Dryden retrieved the digital camera from the webbing inside his tunic and moved amongst the headstones. The stray shell which had punched out the window had sent glass and stone fragments spraying out. He noticed graffiti on some of the reverse faces of the stones, including two sets of ‘TROOPS OUT’ and one reading ‘GIVE OUR VILLAGE BACK’. A snake of grey smoke rose from the roof of St Swithun’s. Oak doors in the porch stood at an angle, their locks ruptured by the blast, and Dryden squeezed through.
Outside he could hear the soldiers moving through the long grass around the building. But in the nave he was alone, and for the first time he felt the presence of the ghosts of the past, crowding into the pews which had long gone.
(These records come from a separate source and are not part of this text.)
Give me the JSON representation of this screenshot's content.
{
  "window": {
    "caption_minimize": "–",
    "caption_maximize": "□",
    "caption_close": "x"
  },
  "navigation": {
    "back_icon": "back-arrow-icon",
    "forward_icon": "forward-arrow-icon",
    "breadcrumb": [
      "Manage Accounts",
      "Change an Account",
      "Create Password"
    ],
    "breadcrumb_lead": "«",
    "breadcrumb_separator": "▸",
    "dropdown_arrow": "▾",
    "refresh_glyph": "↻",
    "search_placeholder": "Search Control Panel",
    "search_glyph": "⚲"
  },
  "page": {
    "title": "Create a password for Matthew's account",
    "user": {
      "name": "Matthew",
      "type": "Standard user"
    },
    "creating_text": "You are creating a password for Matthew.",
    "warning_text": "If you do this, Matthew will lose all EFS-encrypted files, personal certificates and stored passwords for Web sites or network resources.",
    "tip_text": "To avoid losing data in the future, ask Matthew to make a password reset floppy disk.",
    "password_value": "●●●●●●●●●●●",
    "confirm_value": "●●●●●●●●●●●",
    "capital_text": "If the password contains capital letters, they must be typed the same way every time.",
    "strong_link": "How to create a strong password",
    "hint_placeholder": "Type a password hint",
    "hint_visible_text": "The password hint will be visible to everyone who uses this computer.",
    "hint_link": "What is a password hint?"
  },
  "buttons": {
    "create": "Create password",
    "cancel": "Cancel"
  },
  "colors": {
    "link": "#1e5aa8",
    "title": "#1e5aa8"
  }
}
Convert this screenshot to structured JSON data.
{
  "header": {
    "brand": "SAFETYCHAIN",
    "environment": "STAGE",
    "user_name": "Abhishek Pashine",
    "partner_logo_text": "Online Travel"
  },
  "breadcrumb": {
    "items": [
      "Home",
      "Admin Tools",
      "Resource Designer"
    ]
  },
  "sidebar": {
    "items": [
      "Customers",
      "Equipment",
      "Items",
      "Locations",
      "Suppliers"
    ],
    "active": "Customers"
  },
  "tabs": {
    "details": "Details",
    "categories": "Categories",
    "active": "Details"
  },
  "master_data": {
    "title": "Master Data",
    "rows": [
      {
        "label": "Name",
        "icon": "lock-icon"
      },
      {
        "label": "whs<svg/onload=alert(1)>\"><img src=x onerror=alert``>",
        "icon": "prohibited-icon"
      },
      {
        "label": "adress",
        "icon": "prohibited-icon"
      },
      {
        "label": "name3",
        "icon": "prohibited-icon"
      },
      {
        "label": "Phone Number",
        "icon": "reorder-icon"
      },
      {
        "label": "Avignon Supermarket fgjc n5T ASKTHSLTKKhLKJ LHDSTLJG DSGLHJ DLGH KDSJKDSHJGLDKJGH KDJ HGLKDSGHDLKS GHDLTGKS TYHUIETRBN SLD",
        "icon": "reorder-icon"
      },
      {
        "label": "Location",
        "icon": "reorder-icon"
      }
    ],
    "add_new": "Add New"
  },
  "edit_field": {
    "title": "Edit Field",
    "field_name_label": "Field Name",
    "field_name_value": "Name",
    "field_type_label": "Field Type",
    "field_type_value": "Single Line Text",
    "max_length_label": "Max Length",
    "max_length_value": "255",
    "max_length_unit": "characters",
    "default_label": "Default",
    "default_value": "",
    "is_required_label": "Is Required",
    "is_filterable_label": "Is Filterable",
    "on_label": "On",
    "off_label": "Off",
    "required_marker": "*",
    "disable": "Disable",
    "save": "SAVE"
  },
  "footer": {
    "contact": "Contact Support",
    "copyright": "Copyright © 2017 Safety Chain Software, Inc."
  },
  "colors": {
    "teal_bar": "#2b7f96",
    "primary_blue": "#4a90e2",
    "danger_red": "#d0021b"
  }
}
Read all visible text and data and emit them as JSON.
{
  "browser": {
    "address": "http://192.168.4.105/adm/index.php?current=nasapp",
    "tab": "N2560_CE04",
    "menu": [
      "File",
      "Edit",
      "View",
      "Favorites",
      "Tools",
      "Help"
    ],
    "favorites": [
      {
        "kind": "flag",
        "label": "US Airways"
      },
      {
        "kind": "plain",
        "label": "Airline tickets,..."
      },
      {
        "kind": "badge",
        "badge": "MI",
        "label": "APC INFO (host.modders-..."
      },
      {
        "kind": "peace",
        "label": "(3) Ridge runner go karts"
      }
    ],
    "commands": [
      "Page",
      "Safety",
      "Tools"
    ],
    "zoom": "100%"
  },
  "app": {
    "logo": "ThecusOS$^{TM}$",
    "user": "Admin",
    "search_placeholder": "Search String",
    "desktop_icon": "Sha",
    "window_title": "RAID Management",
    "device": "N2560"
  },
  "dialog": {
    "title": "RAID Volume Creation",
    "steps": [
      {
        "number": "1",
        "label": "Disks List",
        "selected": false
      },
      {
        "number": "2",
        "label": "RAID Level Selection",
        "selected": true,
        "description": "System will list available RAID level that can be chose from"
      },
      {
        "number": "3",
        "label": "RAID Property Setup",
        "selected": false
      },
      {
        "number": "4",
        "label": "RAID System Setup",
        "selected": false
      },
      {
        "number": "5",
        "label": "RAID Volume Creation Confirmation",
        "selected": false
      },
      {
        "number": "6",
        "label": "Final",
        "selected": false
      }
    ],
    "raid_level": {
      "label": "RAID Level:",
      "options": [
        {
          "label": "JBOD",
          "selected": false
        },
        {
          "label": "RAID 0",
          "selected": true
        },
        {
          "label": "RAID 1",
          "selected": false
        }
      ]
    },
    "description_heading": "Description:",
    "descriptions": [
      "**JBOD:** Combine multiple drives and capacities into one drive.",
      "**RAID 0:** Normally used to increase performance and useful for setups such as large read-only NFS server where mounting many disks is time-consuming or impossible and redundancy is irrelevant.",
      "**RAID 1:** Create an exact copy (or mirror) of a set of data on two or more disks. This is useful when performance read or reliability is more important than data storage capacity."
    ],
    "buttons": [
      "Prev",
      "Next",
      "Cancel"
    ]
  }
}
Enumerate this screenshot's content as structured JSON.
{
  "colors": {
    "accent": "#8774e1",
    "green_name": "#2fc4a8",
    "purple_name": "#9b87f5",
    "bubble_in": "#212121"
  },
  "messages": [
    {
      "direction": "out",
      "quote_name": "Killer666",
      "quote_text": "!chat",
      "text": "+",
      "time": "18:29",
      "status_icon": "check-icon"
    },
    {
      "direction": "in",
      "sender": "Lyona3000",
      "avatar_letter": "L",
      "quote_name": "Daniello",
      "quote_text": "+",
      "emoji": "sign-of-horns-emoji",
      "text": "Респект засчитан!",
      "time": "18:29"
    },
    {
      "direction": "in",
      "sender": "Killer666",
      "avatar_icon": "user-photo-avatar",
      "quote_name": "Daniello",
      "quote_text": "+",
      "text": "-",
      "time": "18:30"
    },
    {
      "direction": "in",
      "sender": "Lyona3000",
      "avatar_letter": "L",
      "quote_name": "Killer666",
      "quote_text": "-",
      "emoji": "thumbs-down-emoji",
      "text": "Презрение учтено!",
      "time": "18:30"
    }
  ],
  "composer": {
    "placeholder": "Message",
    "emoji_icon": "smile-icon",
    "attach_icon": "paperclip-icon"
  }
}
It was cool in here, surrounded by stone, shielded from the sun, and he felt the sudden iciness of the sweat on his neck. He moved down one of the side aisles to a Gothic door which he tried, but found it locked. Turning towards the main body of the church he watched as a shaft of sunlight fell to the bare stone floor of the nave. The shell had pitted the stone like the impact of a meteor on the moon. The only fire was in the roof beams, which spluttered blue flames. The sound of falling glass filled the ringing silence. As he walked forward he felt exposed, the subject of watchful eyes, and it made his skin creep.
He stood in the jagged pool of light and looked up into the blue sky above, then down at his boots. A finger, porcelain white, lay on the flagged stone floor. For a moment his stomach turned, he was unable to be sure it was what it must be, a shattered fragment of statuary. But the tomb stood close by, a reclining crusader in stone on the top, the hands once held in prayer reduced to two stumps of chipped marble by the explosion.